In fairness, the movie did nothing of that sort.But I felt something different inside while I was watching the movie, the same feeling that I’ve felt when I read the books “The Da Vinci Code and Angels and Demons.” I again felt the hairs of my skin stand meanwhile my mind was reeling from the question: “Is Masonry this influential it is now often the subject of literary works, be it on books or in movies?” One thing more, if Masonry has a secret that involves riches ( like the Holy Grail or the Lost Treasures of the Knights Templars) are they teaching these to all their members? Is there something Dad knows about these treasures that he must have stumbled upon in his researches?

In my view, the hidden treasures of the Masons, whether in the Philippines or in other countries, are far more valuable than those found by Ben Gates (Nicholas Cage) in the movie. In my opinion having a broader mind, “religious tolerance”, love for peers (or neighbors), the never-ending search for truth and their strong faith in God, are the hidden treasures of Masonry.

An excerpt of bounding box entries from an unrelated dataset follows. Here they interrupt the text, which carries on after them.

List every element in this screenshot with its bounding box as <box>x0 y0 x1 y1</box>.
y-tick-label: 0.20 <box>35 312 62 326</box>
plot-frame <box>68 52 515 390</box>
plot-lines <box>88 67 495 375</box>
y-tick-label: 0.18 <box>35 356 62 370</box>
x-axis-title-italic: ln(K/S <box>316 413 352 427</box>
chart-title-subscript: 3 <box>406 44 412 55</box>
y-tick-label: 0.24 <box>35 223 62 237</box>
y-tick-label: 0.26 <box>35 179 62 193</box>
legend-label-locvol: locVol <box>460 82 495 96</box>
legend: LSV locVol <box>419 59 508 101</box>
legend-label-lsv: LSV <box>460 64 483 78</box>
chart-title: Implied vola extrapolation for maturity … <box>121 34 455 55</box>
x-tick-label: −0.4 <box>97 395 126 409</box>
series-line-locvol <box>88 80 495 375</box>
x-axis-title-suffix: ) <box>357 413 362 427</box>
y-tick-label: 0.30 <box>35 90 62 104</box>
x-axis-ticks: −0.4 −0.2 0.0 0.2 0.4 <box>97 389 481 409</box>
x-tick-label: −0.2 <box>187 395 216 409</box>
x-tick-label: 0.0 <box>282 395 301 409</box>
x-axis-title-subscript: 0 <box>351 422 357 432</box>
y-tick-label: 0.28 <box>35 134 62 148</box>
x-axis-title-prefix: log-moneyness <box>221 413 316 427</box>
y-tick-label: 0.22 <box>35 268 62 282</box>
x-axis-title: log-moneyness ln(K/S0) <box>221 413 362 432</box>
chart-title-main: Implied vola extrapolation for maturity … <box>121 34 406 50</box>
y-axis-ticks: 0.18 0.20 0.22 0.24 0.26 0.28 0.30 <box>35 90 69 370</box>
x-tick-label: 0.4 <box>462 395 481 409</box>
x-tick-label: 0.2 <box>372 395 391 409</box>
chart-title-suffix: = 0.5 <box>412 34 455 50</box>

These riches, I believe, are what they forcibly impress upon their people, only, "one has to display his worth to be able to show that he can handle the daunting task of keeping these 'treasures'". I think it is not material wealth but the spiritual and intellectual riches that they conceal. And why do I believe these are what they hide? Because these are the treasures that Dad has kept on passing to me as I grow up ever since he became a Mason in 1989. There never was a time when he has not inculcated upon me the value of these treasures, and I presume that Dad has already shown me the well-kept hidden cache of wealth that Masons are hiding from public view.

Someday, I may still find out whether my assumptions are true.